La table-ronde donnera l’occasion de débattre des conditions d’exercice de la liberté académique et du rôle de la médiation scientifique dans les débats de société. Il s’agira notamment de préciser comment assurer la lisibilité de l’information scientifique dans un espace saturé d’interventions diverses, en posant notamment les questions de déontologie (comment assurer la production d’une information scientifique correcte et assurer la crédibilité, mais aussi la sécurité juridique des acteurs professionnels qui interviennent dans les débats de société ?) et de validation institutionnelle, notamment de la place pour la recherche menée hors du cadre universitaire dans une époque de malthusianisme et de précarité pour les jeunes (et moins jeunes) chercheur·se·s. La validation et la visibilité pourront aussi être discutées au regard des problèmes d’égalité d’accès à la parole publique (invitations surreprésentant les intervenants masculins) et des interventions d’expert·e·s hors de leur champ d’expertise. Les modalités de la médiation scientifique seront également discutées, pour savoir comment nourrir la communication journalistique d’informations validées et débattre de la nécessité d’une stratégie pour occuper le terrain. Ces questions poseront aussi nécessairement celles de l’éducation du grand public à la notion de construction du savoir pour sortir de la communication spectacle et d’une opposition entre interventions en apparence équivalentes.

 

[1] Benjamin Stora, Les questions mémorielles portant sur la colonisation et la guerre d’Algérie, 20 janvier 2021, https://www.vie-publique.fr/sites/default/files/rapport/pdf/278186.pdf

[2] COMETS Comité d’éthique du CNRS, Avis n°2021-42. Communication scientifique en situation de crise sanitaire : profusion, richesse et dérives, rapporteur Lucienne Letellier, 25 juin 2021, https://comite-ethique.cnrs.fr/wp-content/uploads/2021/09/AVIS-2021-42.pdf. Résumé en ligne : https://comite-ethique.cnrs.fr/avis-du-comets-communication-scientifique-en-situation-de-crise-sanitaire-profusion-richesse-et-derives/

[3] Gérard Noiriel, Le venin dans la plume : Edouard Drumont, Eric Zemmour et la part sombre de la République, Paris, 2019.
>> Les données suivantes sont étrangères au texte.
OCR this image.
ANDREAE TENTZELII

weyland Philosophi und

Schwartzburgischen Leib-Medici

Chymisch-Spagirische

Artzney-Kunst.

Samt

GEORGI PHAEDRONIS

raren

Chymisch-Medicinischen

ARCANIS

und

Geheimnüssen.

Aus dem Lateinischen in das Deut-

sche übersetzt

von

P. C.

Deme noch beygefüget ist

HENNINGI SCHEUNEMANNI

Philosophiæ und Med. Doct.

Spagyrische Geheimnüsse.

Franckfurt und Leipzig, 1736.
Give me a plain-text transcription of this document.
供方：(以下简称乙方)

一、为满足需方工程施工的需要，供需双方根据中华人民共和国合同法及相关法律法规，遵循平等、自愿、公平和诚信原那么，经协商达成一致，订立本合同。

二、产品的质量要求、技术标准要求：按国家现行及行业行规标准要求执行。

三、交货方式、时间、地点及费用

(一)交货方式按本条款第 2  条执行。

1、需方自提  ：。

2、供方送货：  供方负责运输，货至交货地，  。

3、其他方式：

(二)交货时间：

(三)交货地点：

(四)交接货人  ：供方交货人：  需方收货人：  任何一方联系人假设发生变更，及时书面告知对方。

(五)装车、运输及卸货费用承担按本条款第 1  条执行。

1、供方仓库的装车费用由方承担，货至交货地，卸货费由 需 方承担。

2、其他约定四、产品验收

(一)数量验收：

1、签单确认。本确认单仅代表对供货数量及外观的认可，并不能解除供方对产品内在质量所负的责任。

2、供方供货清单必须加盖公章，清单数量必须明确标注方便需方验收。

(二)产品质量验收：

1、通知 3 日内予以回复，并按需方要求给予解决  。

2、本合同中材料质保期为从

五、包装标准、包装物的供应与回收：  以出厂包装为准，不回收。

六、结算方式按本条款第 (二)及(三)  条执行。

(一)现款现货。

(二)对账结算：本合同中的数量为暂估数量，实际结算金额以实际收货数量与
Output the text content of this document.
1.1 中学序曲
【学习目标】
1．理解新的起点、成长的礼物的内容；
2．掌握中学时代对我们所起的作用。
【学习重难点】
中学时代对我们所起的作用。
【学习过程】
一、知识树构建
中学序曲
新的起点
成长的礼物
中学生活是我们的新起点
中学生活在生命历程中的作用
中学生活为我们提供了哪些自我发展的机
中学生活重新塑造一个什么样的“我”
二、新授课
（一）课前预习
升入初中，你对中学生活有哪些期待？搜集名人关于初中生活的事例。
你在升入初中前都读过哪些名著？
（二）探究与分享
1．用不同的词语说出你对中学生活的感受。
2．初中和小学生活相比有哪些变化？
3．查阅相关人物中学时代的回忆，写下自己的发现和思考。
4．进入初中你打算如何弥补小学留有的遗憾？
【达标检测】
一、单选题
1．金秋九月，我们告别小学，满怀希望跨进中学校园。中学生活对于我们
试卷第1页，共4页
[4] Les invités de Mediapart, « Deux historiens relaxés face à Philippe de Villiers », Mediapart, 12 avril 2021, https://blogs.mediapart.fr/les-invites-de-mediapart/blog/120421/deux-historiens-relaxes-face-philippe-de-villiers.

En défense des métiers de l’histoire : Les sciences historiques face aux attaques politiques

Texte de l’intervention de William Blanc et Christophe Naudin, qui n’engage que leurs auteurs.

Chères et chers collègues,

Le témoignage dont nous allons vous faire part s’inscrit dans des circonstances inédites. En effet, à notre connaissance, pour la première fois depuis très longtemps, des historiens médiévistes ont été attaqués pour avoir fait acte de vulgarisation dans un organe de presse national par une figure politique ayant exercé des fonctions aux plus hauts niveaux de l’État. Malgré le caractère extraordinaire de cette situation, il s’agit aussi de la première fois que nous sommes invités par une instance scientifique et académique à nous exprimer sur le sujet. Voilà pourquoi nous adressons ici nos chaleureux remerciements à la SHMESP de nous avoir conviés aujourd’hui à prendre la parole dans le cadre de cette table ronde « Libertés académiques et médiation scientifique. Quelle place pour les chercheurs, entre débats historiques et débats de société ? ».

1. Rappel des faits

Commençons par un bref rappel des faits qui nous ont amenés à venir témoigner devant vous[1]. En mars 2016, le Puy du Fou, par la voix de son fondateur, Philippe de Villiers, a annoncé avoir racheté un anneau ayant appartenu à Jeanne d’Arc. En tant qu’historiens médiévistes travaillant notamment sur les usages publics de l’Histoire, nous avons été sollicités par le journal Le Monde pour publier une tribune sur leur site internet (« Comment Philippe de Villiers récupère le mythe de Jeanne d’Arc ») dans laquelle nous avons relayé les doutes émis par des spécialistes quant à l’authenticité de cet objet, voyant dans cette annonce une forme typique d’usage mémoriel de Jeanne d’Arc, si courant dans la France contemporaine.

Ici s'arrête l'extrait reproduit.